Chris was perceptive enough toward Vin's moods to be able to guess at what lay behind the bland words. She neglected him, or mistreated him, or both. It would explain a lot of how he came to be the kind of man he is. Well, if she knew, or guessed, that he wasn't really her brother's son, and especially if she knew his ma had lived with her brother when they weren't married, she might've resented bein' saddled with him, or looked on him as somehow corrupt or sinful. Not that a five-year-old would've had any choice in the matter, but some people don't think that far. He decided not to push any farther; not only did he dislike reminding his friend of the unpleasant past, he didn't want to arouse Vin's suspicions and get him asking questions of his own, questions Chris wasn't yet prepared to answer. I need some more information before I try to explain to him what I think is true. "Hope you and the others ain't been neglectin' the town while I been asleep."

"I just done a patrol 'fore I come up," Vin told him, and proceeded to deliver himself of a terse report on his observations.

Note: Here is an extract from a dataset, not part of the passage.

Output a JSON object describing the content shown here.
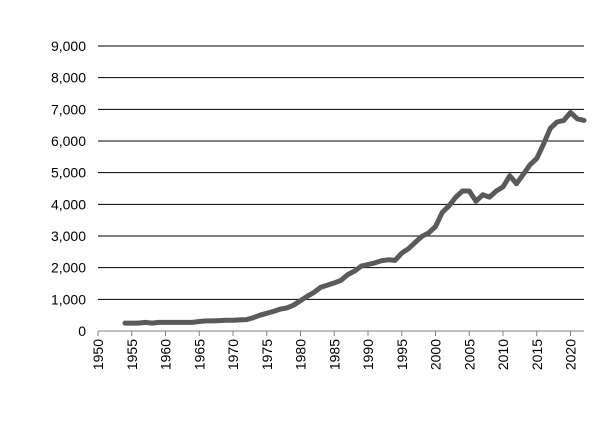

Chris listened attentively and nodded. "Good. You know I'm countin' on you and Buck to keep things in hand till I can get back in harness again. I know I can trust the two of you best of all, so the job's yours."

"I'll have a talk with Bucklin tonight and work out how we'll handle it," Vin promised.

He had been only about twenty minutes gone when the outer door opened and Chris looked up from his book to hear a familiar voice calling: "Nathan?"

"In here, Mary."

Mary Travis's blonde head appeared around the door. "Isn't Nathan here?"

"No, he had to go see about some fool who fell out of a hayloft," Chris told her. "He shouldn't be too long, it was right in town."

"That's all right, it wasn't really Nathan I needed to see." Mary stepped into the room and he saw that she was carrying a woven willow basket with a tea towel spread over the top. "Buck told me you needed lots of good food, so I got together with some of the other ladies and we made up this basket for you. I thought I'd bring it up and ask how you were doing, since that's very much the kind of news people want to read." She set the basket on the bedside chair and flipped the towel back so he could see the contents. "There's cold boiled ham, and Mrs. Butler sent cold smothered chicken, and Mrs. Martin at the boardinghouse sent a quart jar of her lentil soup--all Nathan has to do is pour it in a saucepan and heat it up--and a loaf of baking-powder bread, and Mrs. Potter sent dried-peach fritters and plum jam and mustard pickles and green tomato relish, and I made an apple-and-berry pie, it's Billy's favorite, and there are oatmeal cookies--"

"How long do you expect me to be laid up?" Chris interrupted, and felt strangely ashamed of himself when he saw how her face fell. "I'm sorry, that was a fool thing to say."